As Gaston and Mimi are unlikely to be in a city that is home to a Joël Robuchon restaurant with enough cash in their bank account to splurge on a meal planned, if not actually cooked, by the many-starred Robuchon, they recently resorted to the pauper’s experience of the Gault Millau‘s Chef of the (Last) Century.

French chefs who make the three-star Michelin grade on French soil frequently expand and diversify. They open additional restaurants in Tokyo, New York, Las Vegas, and other well-heeled metropoles. They create specialty and ordinary food product lines for specialty and ordinary people, respectively. They publish cookbooks or star in reality T.V. shows on the Food Network. They capitalize, generally, on any means of branding and production in the food, cuisine, and cooking domaine.

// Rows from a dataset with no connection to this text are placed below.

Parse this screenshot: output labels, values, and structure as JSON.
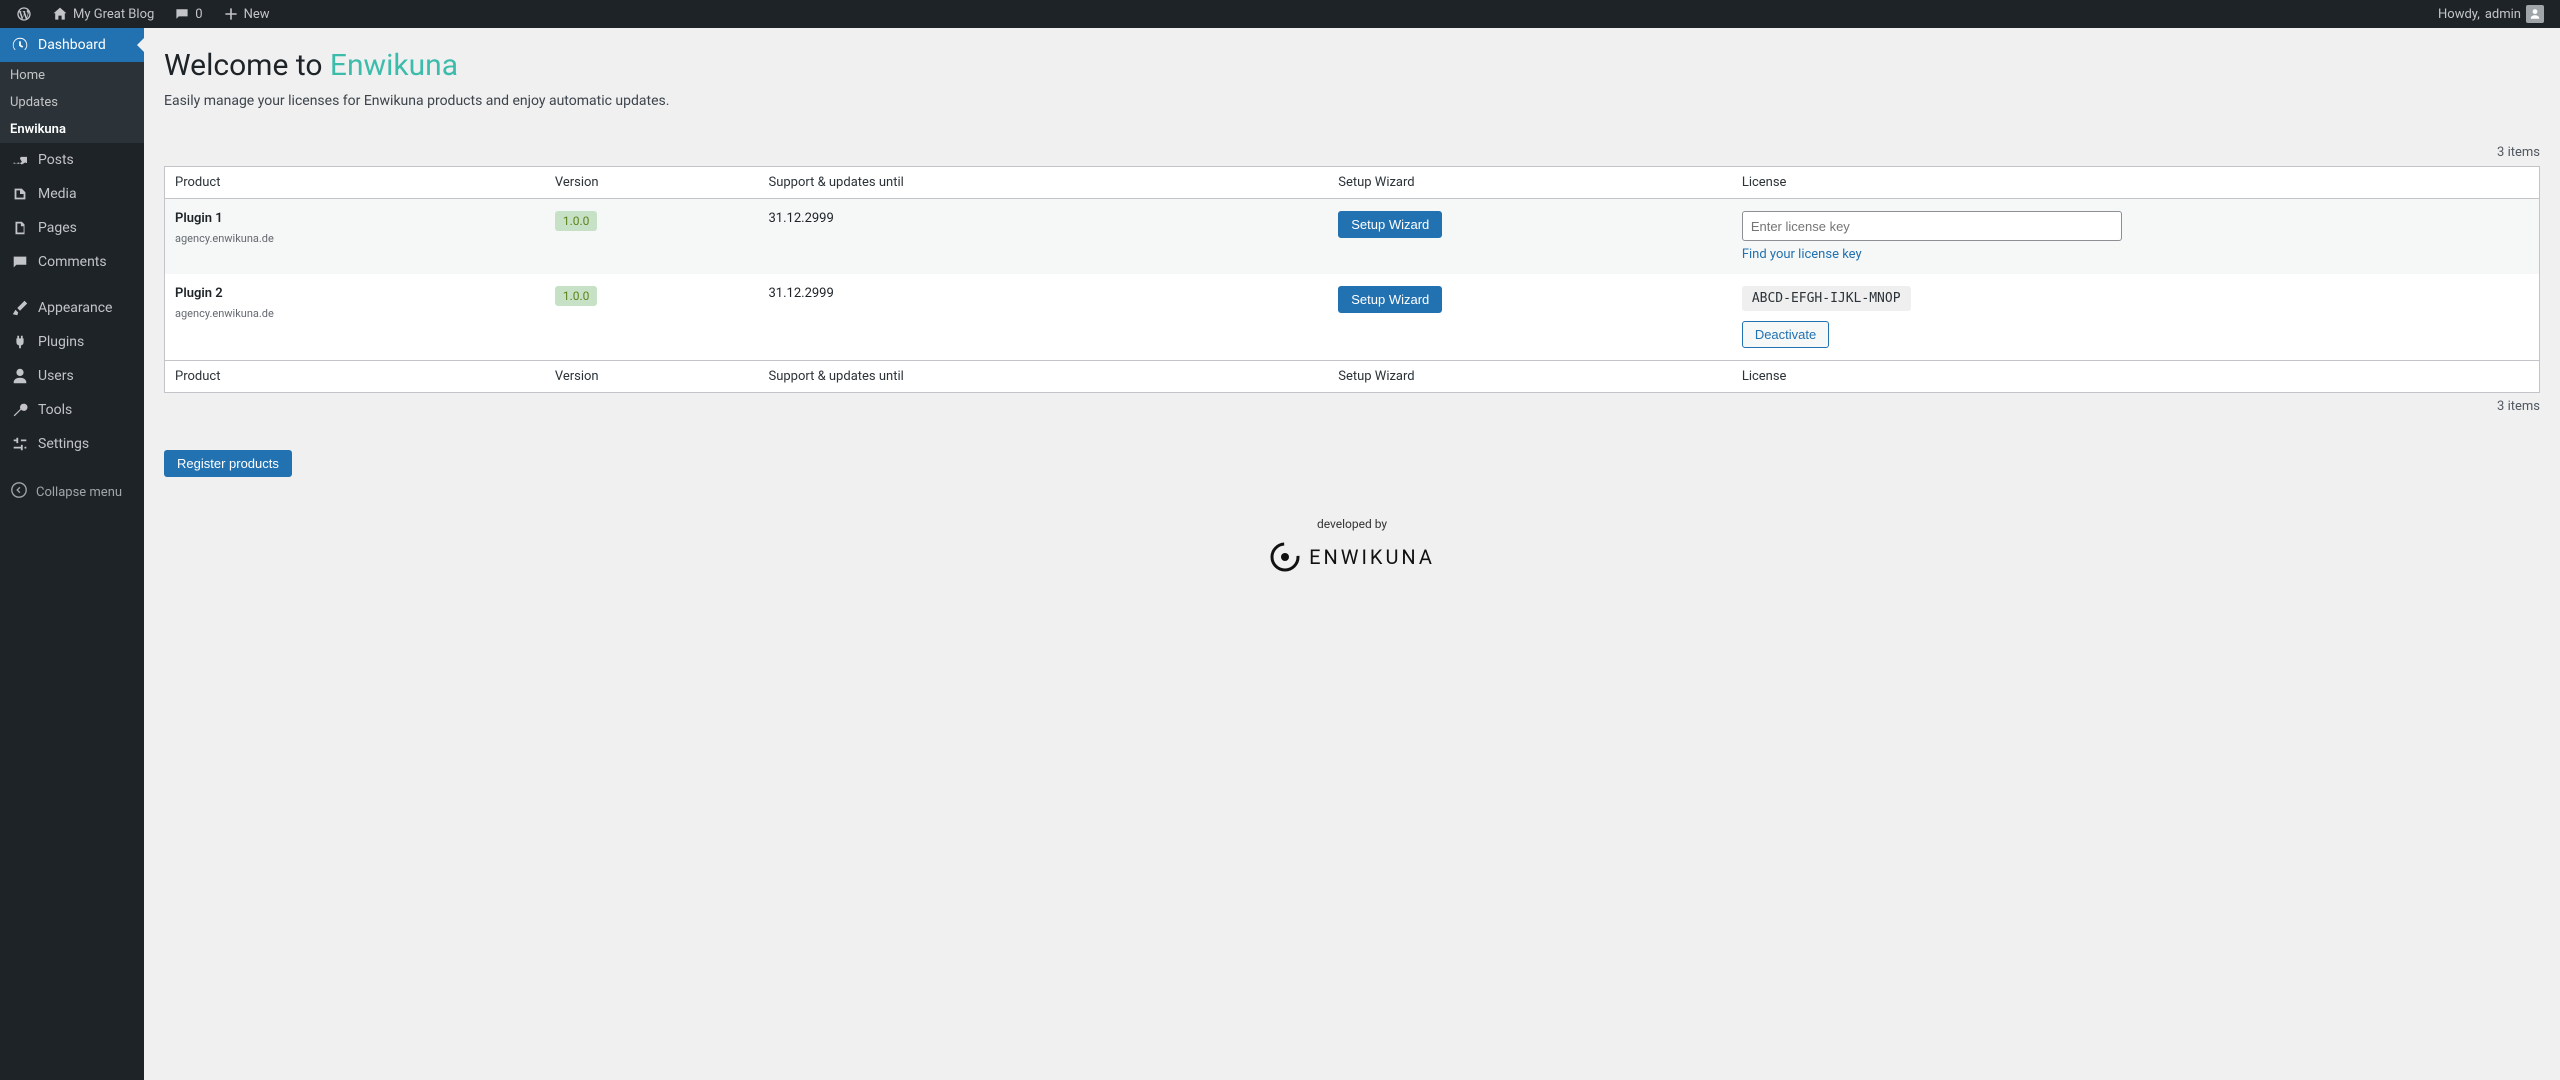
{
  "adminbar": {
    "site_name": "My Great Blog",
    "comments_count": "0",
    "new_label": "New",
    "howdy_prefix": "Howdy,",
    "user": "admin"
  },
  "sidebar": {
    "dashboard": "Dashboard",
    "submenu": {
      "home": "Home",
      "updates": "Updates",
      "enwikuna": "Enwikuna"
    },
    "posts": "Posts",
    "media": "Media",
    "pages": "Pages",
    "comments": "Comments",
    "appearance": "Appearance",
    "plugins": "Plugins",
    "users": "Users",
    "tools": "Tools",
    "settings": "Settings",
    "collapse": "Collapse menu"
  },
  "page": {
    "title_prefix": "Welcome to ",
    "title_brand": "Enwikuna",
    "subtitle": "Easily manage your licenses for Enwikuna products and enjoy automatic updates.",
    "items_count_top": "3 items",
    "items_count_bottom": "3 items",
    "register_button": "Register products",
    "developed_by": "developed by",
    "footer_brand": "ENWIKUNA"
  },
  "table": {
    "headers": {
      "product": "Product",
      "version": "Version",
      "support": "Support & updates until",
      "wizard": "Setup Wizard",
      "license": "License"
    },
    "rows": [
      {
        "name": "Plugin 1",
        "domain": "agency.enwikuna.de",
        "version": "1.0.0",
        "support_until": "31.12.2999",
        "wizard_label": "Setup Wizard",
        "license_placeholder": "Enter license key",
        "find_link": "Find your license key"
      },
      {
        "name": "Plugin 2",
        "domain": "agency.enwikuna.de",
        "version": "1.0.0",
        "support_until": "31.12.2999",
        "wizard_label": "Setup Wizard",
        "license_code": "ABCD-EFGH-IJKL-MNOP",
        "deactivate_label": "Deactivate"
      }
    ]
  }
}
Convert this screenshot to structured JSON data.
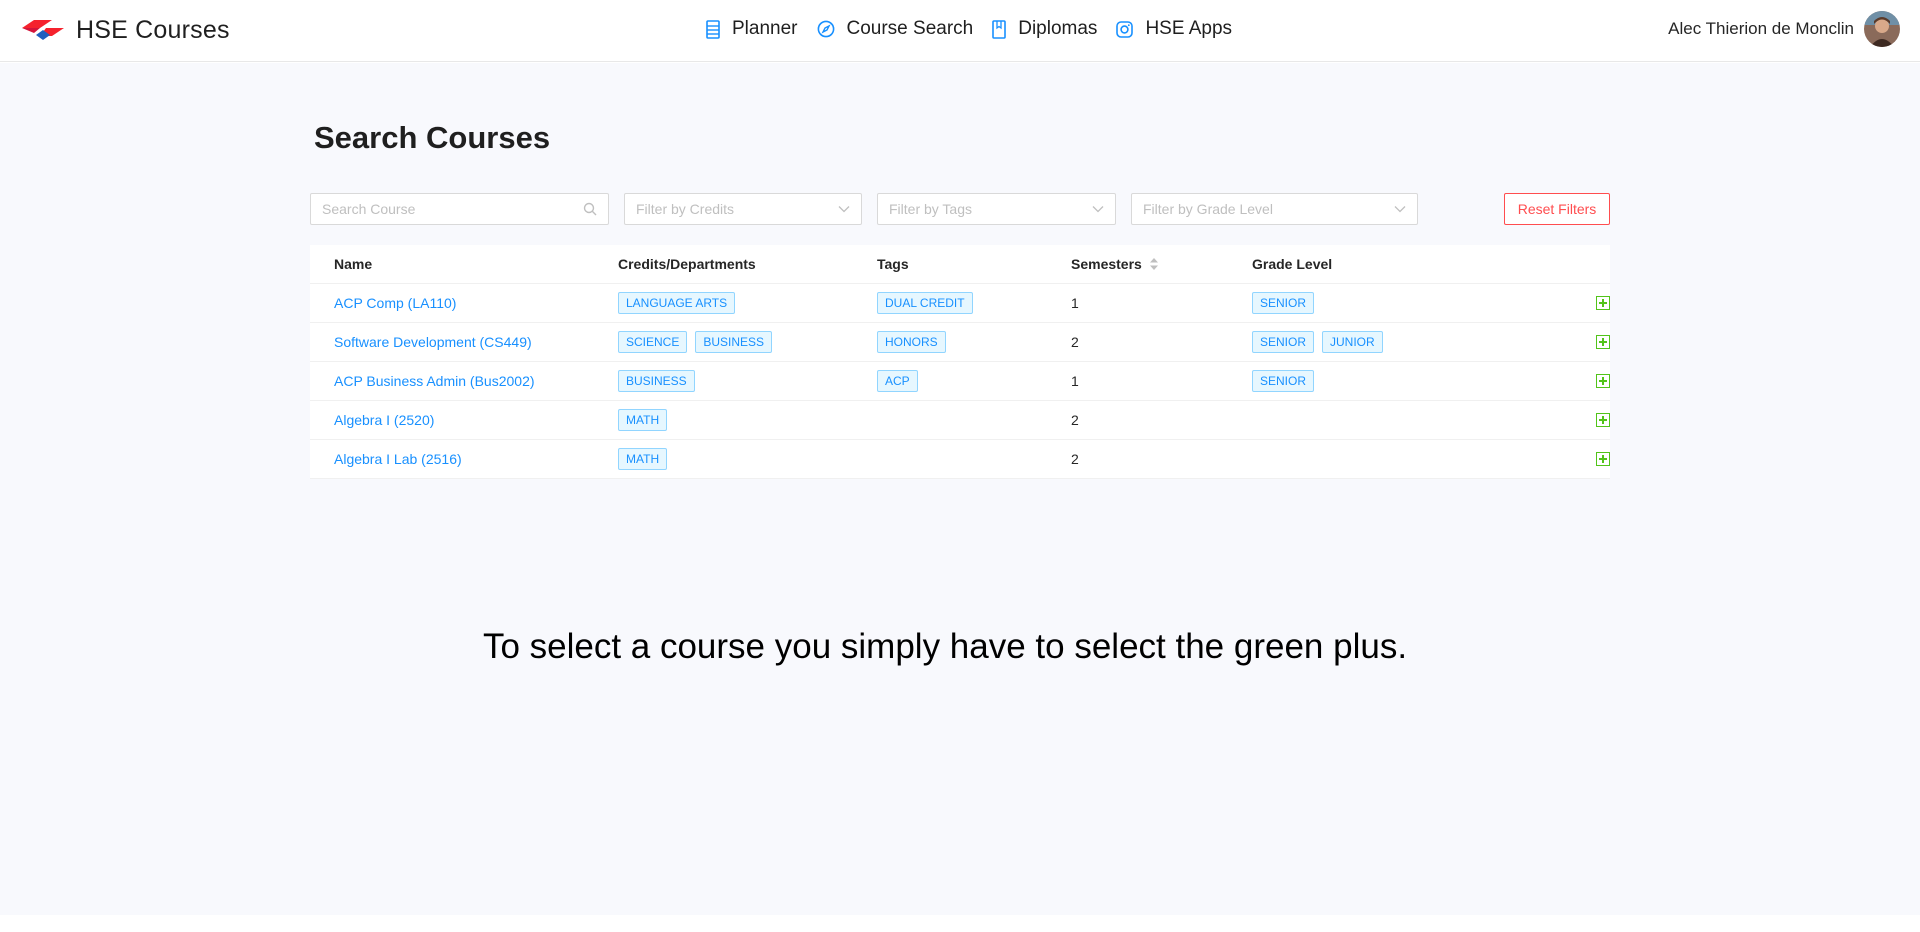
{
  "header": {
    "app_title": "HSE Courses",
    "nav": [
      {
        "label": "Planner",
        "icon": "planner-icon"
      },
      {
        "label": "Course Search",
        "icon": "compass-icon"
      },
      {
        "label": "Diplomas",
        "icon": "book-icon"
      },
      {
        "label": "HSE Apps",
        "icon": "instagram-icon"
      }
    ],
    "user_name": "Alec Thierion de Monclin"
  },
  "page": {
    "title": "Search Courses"
  },
  "filters": {
    "search_placeholder": "Search Course",
    "credits_placeholder": "Filter by Credits",
    "tags_placeholder": "Filter by Tags",
    "grade_placeholder": "Filter by Grade Level",
    "reset_label": "Reset Filters"
  },
  "table": {
    "columns": [
      "Name",
      "Credits/Departments",
      "Tags",
      "Semesters",
      "Grade Level"
    ],
    "rows": [
      {
        "name": "ACP Comp (LA110)",
        "departments": [
          "LANGUAGE ARTS"
        ],
        "tags": [
          "DUAL CREDIT"
        ],
        "semesters": "1",
        "grades": [
          "SENIOR"
        ]
      },
      {
        "name": "Software Development (CS449)",
        "departments": [
          "SCIENCE",
          "BUSINESS"
        ],
        "tags": [
          "HONORS"
        ],
        "semesters": "2",
        "grades": [
          "SENIOR",
          "JUNIOR"
        ]
      },
      {
        "name": "ACP Business Admin (Bus2002)",
        "departments": [
          "BUSINESS"
        ],
        "tags": [
          "ACP"
        ],
        "semesters": "1",
        "grades": [
          "SENIOR"
        ]
      },
      {
        "name": "Algebra I (2520)",
        "departments": [
          "MATH"
        ],
        "tags": [],
        "semesters": "2",
        "grades": []
      },
      {
        "name": "Algebra I Lab (2516)",
        "departments": [
          "MATH"
        ],
        "tags": [],
        "semesters": "2",
        "grades": []
      }
    ]
  },
  "instruction": "To select a course you simply have to select the green plus.",
  "colors": {
    "brand_red": "#f5222d",
    "brand_blue": "#1f5fbf",
    "link": "#1890ff",
    "add_green": "#52c41a",
    "reset_red": "#ff4d4f"
  }
}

Because, apparently, succeeding in the restaurant business is a precarious enterprise for even the best. Even in the country that reveres its top chefs and idolizes them more than movie stars.

So, in addition to opening a dozen restaurants in eight cities around the world, publishing multiple cookbooks, and managing the expectations that a total of 28 Michelin stars inspire, M. Robuchon teamed up with a producer of frozen foods to recreate T.V. dinner, French-style.

After a long day’s hike, Gaston and Mimi pulled two packages out of the frigo, threw them in the oven, and subsequently sampled confit de canard parmentier (butter-laden shepherd’s pie with duck) and pâtes à la basilique et poulet (pesto linguine with chicken). The food was pretty good, for frozen dinners. Certainly tastier than anything they’d find in the supermarket freezer section at home.

But, then, the French would require that.

And M. Robuchon does have a reputation to consider.